Tricia doesn’t normally like to admit that she has a disability. She was born an able bodied individual and treated when she was a child, as an able bodied kid. It’s been daunting for Tricia to view herself as someone with a disability. She tells me that folks with disabilities don’t see their disabilities until an able bodied individual points them out. Tricia’s theory is that everyone has a disability and some disabilities are blatantly obvious, while others are not. During our childhood, folks from our generation often heard the phrase “nobody is perfect” , and Tricia grew up believing in this dominion of universal justice. She also believes that we all have quirks and make mistakes, but in the end, we all pretty much strive to achieve the same thing… Acceptance!
Tricia’s disability is mostly physical due to a cerebral hemorrhage in her brain stem area. This was classified as a traumatic brain injury at the age of 5. She periodically laughs or cries without warning. She describes this unpredictable behavior as being quite annoying both to herself and to anyone she might be with. Her emotions sometimes run rampant, just like some of her body parts and cannot always be controlled.
When Marshall and Tricia were married, Tricia cried hysterically through the entire ceremony! She recalls how embarrassing that was for her because she had vows to read. With a shrug, Tricia winks and says, “It happens, it’s just something I am forced to get used to.” Then with a twinkle of humor, Tricia states, “I’m a great person to cry with! Nobody cries alone in my presence!”

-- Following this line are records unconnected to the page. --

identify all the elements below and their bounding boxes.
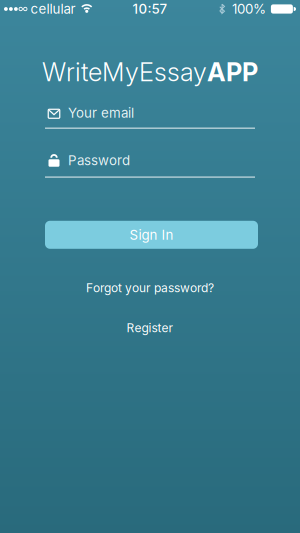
staticText: Forgot your password?	[86, 281, 214, 295]
staticText: cellular	[30, 1, 76, 17]
staticText: WriteMyEssayAPP	[42, 57, 258, 87]
button[interactable]: Sign In	[45, 221, 258, 249]
staticText: Password	[68, 152, 130, 168]
staticText: Register	[126, 321, 174, 335]
button[interactable]: Forgot your password?	[86, 280, 214, 296]
staticText: 100%	[232, 1, 266, 17]
secureTextField[interactable]: Password	[0, 150, 300, 178]
textField[interactable]: Your email	[0, 103, 300, 129]
button[interactable]: Register	[126, 320, 174, 336]
staticText: Sign In	[130, 227, 174, 243]
staticText: 10:57	[132, 1, 168, 17]
staticText: Your email	[68, 105, 134, 121]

Which leads us to Tricia’s real message for this blog post…Tricia often wishes that people would take the time to get all the information before making judgments about someone with, or even without a disability. “We’re all human,” she says “and we all have a story to tell.”
That reminds me of a famous quote by Bodie Thoene who wrote A Daughter of Zion, “Love is the only mirror we must use to judge ourselves and others.”